Les effets prévisibles de cette nouvelle loi sur les locataires précaires en défaut de paiement sont dénoncés par de nombreux observateurs et élus, qui s'alarment que de ne plus pouvoir payer son loyer devient passible de prison, de l'accélération des procédures d'expulsion, et de la réduction du pouvoir des juges au profit des préfets[28],[29],[30],[31],[32]. La sociologue Camille François remarque que l'appellation loi antisquat « focalise le débat sur les situations les plus extrêmes d’habitat précaire », alors que la loi pénalisera principalement les « locataires aux revenus modestes, entrés légalement dans les lieux et disposant d’un bail, qui connaissent des difficultés à payer leur loyer » et deviendront des délinquants, « alors que tout indique que la propriété immobilière a rarement été aussi concentrée et qu’elle est au cœur de l’explosion des inégalités »[26]. La loi est critiquée par l'ancienne ministre du logement de François Hollande, Emmanuelle Cosse, et par sa successeuse lors du premier quinquennat d’Emmanuel Macron Emmanuelle Wargon, et une quinzaine d’organisations — dont la Ligue des droits de l’homme, le Syndicat de la magistrature, le Secours catholique, et les principales associations de locataires —, qui ont demandé son retrait[25]. L’ancien député LRM, Aurélien Taché a dénoncé la « criminalisation de la pauvreté »[33]. Pour la Défenseure des droits, Claire Hédon, ces mesures « ne sont ni nécessaires, ni proportionnées »[34].

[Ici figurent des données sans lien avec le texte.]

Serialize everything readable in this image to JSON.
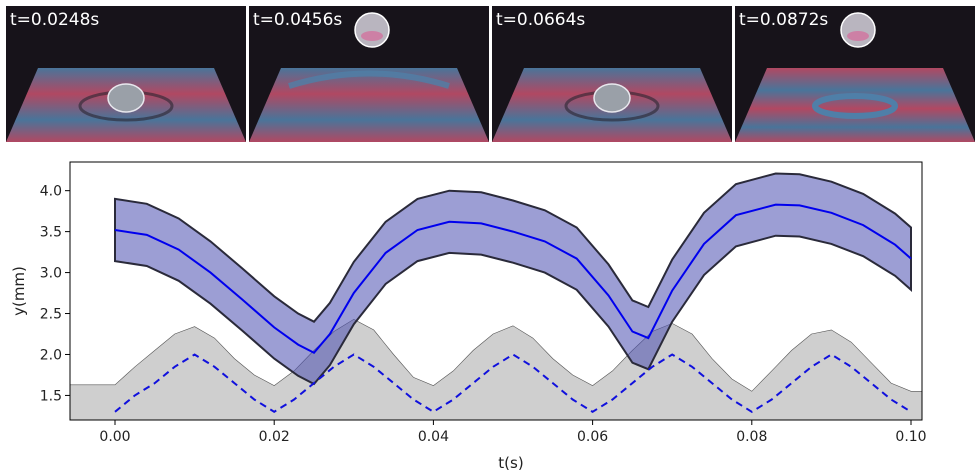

Les rapporteurs spéciaux de l’ONU sur le logement convenable, l’extrême pauvreté et les droits de l’homme ont exprimé leur crainte que le texte viole les engagements internationaux de la France[35]. Ils estiment que plusieurs mesures « se présentent comme visant à renforcer les droits des propriétaires de logements, tout en fragilisant » des personnes déjà « particulièrement vulnérables », parmi lesquelles « les ménages ne parvenant pas à payer leurs loyers », alors que la France est signataire du Pacte international relatif aux droits économiques, sociaux et culturels selon lequel « les politiques et la législation ne devraient pas être conçues de façon à bénéficier aux groupes sociaux déjà favorisés, au détriment des autres couches sociales ». Les rapporteurs regrettent aussi que la procédure d’expulsion locative soit accélérée sans que cela soit accompagné « d’un renforcement du droit pour les ménages précarisés d’avoir accès à un logement à un prix abordable »[1],[36].

Documents[modifier | modifier le code]

Références[modifier | modifier le code]

  1. a et b « Proposition de loi « antisquat » : les experts de l’ONU écrivent à la France leurs inquiétudes », Le Monde,‎ (lire en ligne, consulté le )
  2. « Guillaume Kasbarian, l’homme de la loi « antisquat », nommé ministre du logement », Le Monde,‎ (lire en ligne, consulté le )
  3. a et b « Loi du 27 juillet 2023 visant à protéger les logements contre l'occupation illicite », sur www.vie-publique.fr (consulté le )
  4. LOI no 92-684 du 22 juillet 1992 portant réforme des dispositions du code pénal relatives à la répression des crimes et délits contre les personnes (1), (lire en ligne)
  5. LOI n° 2015-714 du 24 juin 2015 tendant à préciser l'infraction de violation de domicile (1), (lire en ligne)
  6. LOI n° 2007-290 du 5 mars 2007 instituant le droit au logement opposable et portant diverses mesures en faveur de la cohésion sociale, (lire en ligne)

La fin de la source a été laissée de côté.